Kraliçenin içindeki acı artmaya başladığında durdu. Acı o kadar kuvvetliydi ki kraliçe kendini kontrol edemeden konuşmaya başlayacaktı. Prensesin yanağına koydu elini. Baş parmağı ile sildi göz yaşlarını. Tekrar öptü dudaklarını ama bu sefer daha masum bir öpücüktü bu.
"Korkma. Her şeyden şuan vazgeçtim. Ve hiçbir şey, sen dışında, umurumda değil güzelim. Artık sadece sen ve ben olalım. Ben özür dilerim."
Kraliçe her sözünde samimiydi. O gözyaşlarını görmek ona öyle bir etki ediyordu ki kendinden, benliğinden uzaklaşıyordu. Başkasına dönüyor gibi. Gerçekten de vazgeçmişti. İstemiyordu gücü. Ama yine de intikam yemini vardı. Ne yapacaktı şimdi. Belki de sadece babasını öldürse çokta sorun olmazdı. Sonuçta mühürlü olduğu eşi ondan ayrılamazdı artık.
Prenses ise kraliçe her şeyden vazgeçtim derken neyden bahsettiğini anlayamamıştı. Ama ona sormamıştı da. Kurcalamamış ve susmuştu.
Kızın elbisesini ve iç çamaşırlarını çıkartıp yatağa, yorganın altına sokmuştu onu. Ardından kendisini de aynı şekilde soyduktan sonra yorganın altına girmişti.

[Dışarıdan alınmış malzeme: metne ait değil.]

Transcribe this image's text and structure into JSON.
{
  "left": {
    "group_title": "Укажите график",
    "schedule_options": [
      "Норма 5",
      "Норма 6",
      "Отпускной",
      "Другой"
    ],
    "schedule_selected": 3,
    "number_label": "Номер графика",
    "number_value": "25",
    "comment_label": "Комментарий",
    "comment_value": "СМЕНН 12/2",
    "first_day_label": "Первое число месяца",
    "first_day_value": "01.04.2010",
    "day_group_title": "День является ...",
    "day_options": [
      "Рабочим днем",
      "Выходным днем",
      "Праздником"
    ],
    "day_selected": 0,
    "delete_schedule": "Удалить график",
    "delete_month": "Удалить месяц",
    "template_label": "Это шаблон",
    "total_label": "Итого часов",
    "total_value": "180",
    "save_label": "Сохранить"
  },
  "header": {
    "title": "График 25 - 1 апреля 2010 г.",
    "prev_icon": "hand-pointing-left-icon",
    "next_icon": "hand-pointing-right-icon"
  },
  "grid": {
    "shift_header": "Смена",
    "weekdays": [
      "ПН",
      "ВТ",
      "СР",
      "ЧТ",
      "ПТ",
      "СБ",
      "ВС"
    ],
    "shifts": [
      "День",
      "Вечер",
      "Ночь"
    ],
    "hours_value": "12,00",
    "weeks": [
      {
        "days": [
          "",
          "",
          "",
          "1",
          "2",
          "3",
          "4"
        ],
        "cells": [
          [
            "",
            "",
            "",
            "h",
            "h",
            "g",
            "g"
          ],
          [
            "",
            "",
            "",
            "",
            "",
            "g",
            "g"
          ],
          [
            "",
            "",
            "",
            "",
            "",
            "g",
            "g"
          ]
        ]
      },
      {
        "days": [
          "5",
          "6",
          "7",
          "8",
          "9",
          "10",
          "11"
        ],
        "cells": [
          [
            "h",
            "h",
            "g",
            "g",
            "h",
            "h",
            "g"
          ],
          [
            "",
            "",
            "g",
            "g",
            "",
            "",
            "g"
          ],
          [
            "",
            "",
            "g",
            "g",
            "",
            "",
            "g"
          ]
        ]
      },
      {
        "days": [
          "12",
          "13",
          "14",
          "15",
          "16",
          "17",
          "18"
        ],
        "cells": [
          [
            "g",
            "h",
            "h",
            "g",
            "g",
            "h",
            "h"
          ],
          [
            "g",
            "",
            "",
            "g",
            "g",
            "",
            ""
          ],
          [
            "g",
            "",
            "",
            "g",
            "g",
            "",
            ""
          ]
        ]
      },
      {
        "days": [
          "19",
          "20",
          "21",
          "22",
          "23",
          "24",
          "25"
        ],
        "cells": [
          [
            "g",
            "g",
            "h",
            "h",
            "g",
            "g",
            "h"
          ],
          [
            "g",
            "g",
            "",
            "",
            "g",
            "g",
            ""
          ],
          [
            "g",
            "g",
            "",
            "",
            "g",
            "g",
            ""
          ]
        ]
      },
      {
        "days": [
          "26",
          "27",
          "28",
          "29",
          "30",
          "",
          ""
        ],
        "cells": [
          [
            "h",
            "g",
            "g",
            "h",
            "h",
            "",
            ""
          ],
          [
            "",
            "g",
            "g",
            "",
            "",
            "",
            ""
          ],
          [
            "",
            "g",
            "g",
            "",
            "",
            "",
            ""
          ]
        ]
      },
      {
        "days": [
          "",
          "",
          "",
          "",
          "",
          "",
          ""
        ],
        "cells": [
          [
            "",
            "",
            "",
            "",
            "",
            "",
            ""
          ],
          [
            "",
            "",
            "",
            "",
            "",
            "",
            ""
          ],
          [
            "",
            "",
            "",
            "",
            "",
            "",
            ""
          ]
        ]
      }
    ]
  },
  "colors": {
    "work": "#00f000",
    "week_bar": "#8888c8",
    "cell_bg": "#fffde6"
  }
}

Başta sadece uyumak istiyordu ama kızın vücudunu görünce kendini dizginleyemedi.
***
-Coley ve prensesin kütüphane de olduğu gün-Coley elini rafta gezdirirken bilerek oraya koyduğu kitapta elini durdurdu.
"Kapağı ilgi çekici ha? Ne dersin? Bakalım mı?"
Prenses onu başıyla onaylamış ve kitabı eline almıştı. Coley bu durumdan rahatsızdı. İstemiyordu kızı kandırmak. Ama zorundaydı.
Prenses eline aldığı sahte güç kitabı ile bir masaya geçip oturdu. Sayfaları karıştırırken işaretlenmiş sayfada durdu.
Burada melezler ile ilgili bilgiler vardı. Tam o sırada Coley kitabı elinden almıştı. Coley tam prenses kitabı elinden aldığında aslında ona sahte olanı değil de gerçek güç kitabını verdiğini fark etmiş ve elinden almak için harekete geçmişti.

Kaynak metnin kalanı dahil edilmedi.